The direction vector is a crucial concept when working with parametric equations in geometry. It represents the direction in which a line extends. To find this, you subtract the coordinates of the initial point from the terminal point.
In our problem, we determine the direction vector by taking the points given:

• Point A: (1, -3)
• Point B: (4, 0)

Subtract the coordinates of Point A from Point B:

• Increased by 3 in the x-direction: 4 - 1 = 3
• Increased by 3 in the y-direction: 0 - (-3) = 3

Thus, our direction vector is (3, 3).
A direction vector like (3, 3) indicates that as you move along the line, you ascend by three units on both x and y axes for each step of the parameter 't'. This direction is consistent throughout the line and provides a simple way to express the line's trajectory.

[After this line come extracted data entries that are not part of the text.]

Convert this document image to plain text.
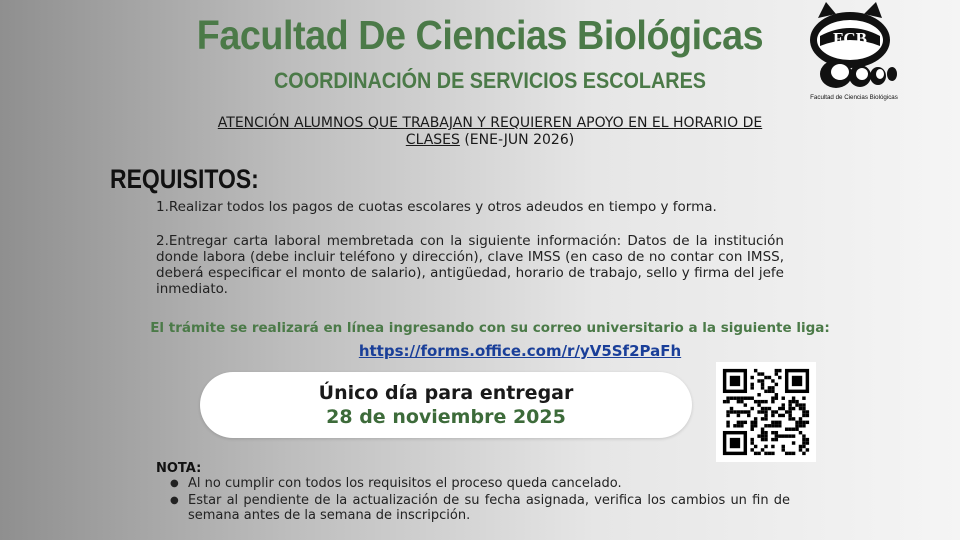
Facultad De Ciencias Biológicas
COORDINACIÓN DE SERVICIOS ESCOLARES
FCB
Facultad de Ciencias Biológicas
ATENCIÓN ALUMNOS QUE TRABAJAN Y REQUIEREN APOYO EN EL HORARIO DE CLASES (ENE-JUN 2026)
REQUISITOS:

1.Realizar todos los pagos de cuotas escolares y otros adeudos en tiempo y forma.

2.Entregar carta laboral membretada con la siguiente información: Datos de la institución donde labora (debe incluir teléfono y dirección), clave IMSS (en caso de no contar con IMSS, deberá especificar el monto de salario), antigüedad, horario de trabajo, sello y firma del jefe inmediato.

El trámite se realizará en línea ingresando con su correo universitario a la siguiente liga:
https://forms.office.com/r/yV5Sf2PaFh
Único día para entregar
28 de noviembre 2025
NOTA:
● Al no cumplir con todos los requisitos el proceso queda cancelado.
● Estar al pendiente de la actualización de su fecha asignada, verifica los cambios un fin de semana antes de la semana de inscripción.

The standard form of a line's equation is an algebraic expression that presents the line in a specific format: \[ Ax + By = C \] where A, B, and C are integers, and A should be a positive number.
In our exercise, we first set out to find this form by eliminating the parameter from the parametric equations. Starting with the parametric equations:

• \( x(t) = 1 + 3t \)
• \( y(t) = -3 + 3t \)

We found:

• Solve for 't' from the equation of x: \( t = \frac{x - 1}{3} \)

Then, substitute into y:

• \( y = -3 + 3\left(\frac{x-1}{3}\right) \)
• \( y = x - 4 \)

This can be arranged to the standard form:

• \( x - y = 4 \)

This effectively removes any parametric terms and presents the line in a clear, integer-based way. The coefficients resemble the relationship between x and y, offering a straightforward way to check line parallelism and calculate intersections, among other tasks.

Eliminating the parameter in a set of parametric equations means rewriting the equations so that the variable that represents the parameter is no longer present. This process allows you to convert parametric equations into more conventional forms like slope-intercept or standard form.
Begin by isolating one parameter, typically t, in the parametric equations. From the exercise, starting with:

• \( x(t) = 1 + 3t \)

We solve for 't':

• \( t = \frac{x - 1}{3} \)

Next, substitute 't' in the equation for y:

• \( y(t) = -3 + 3t \)

This results in:

• \( y = -3 + 3\left(\frac{x-1}{3}\right) \)
• Hence, \( y = x - 4 \)

By eliminating 't', we've succinctly expressed the relationship between x and y, concluding the transition to a more familiar line equation. The goal of eliminating parameters is to showcase the functional relationship directly, which is easier for analytical tasks in algebraic contexts.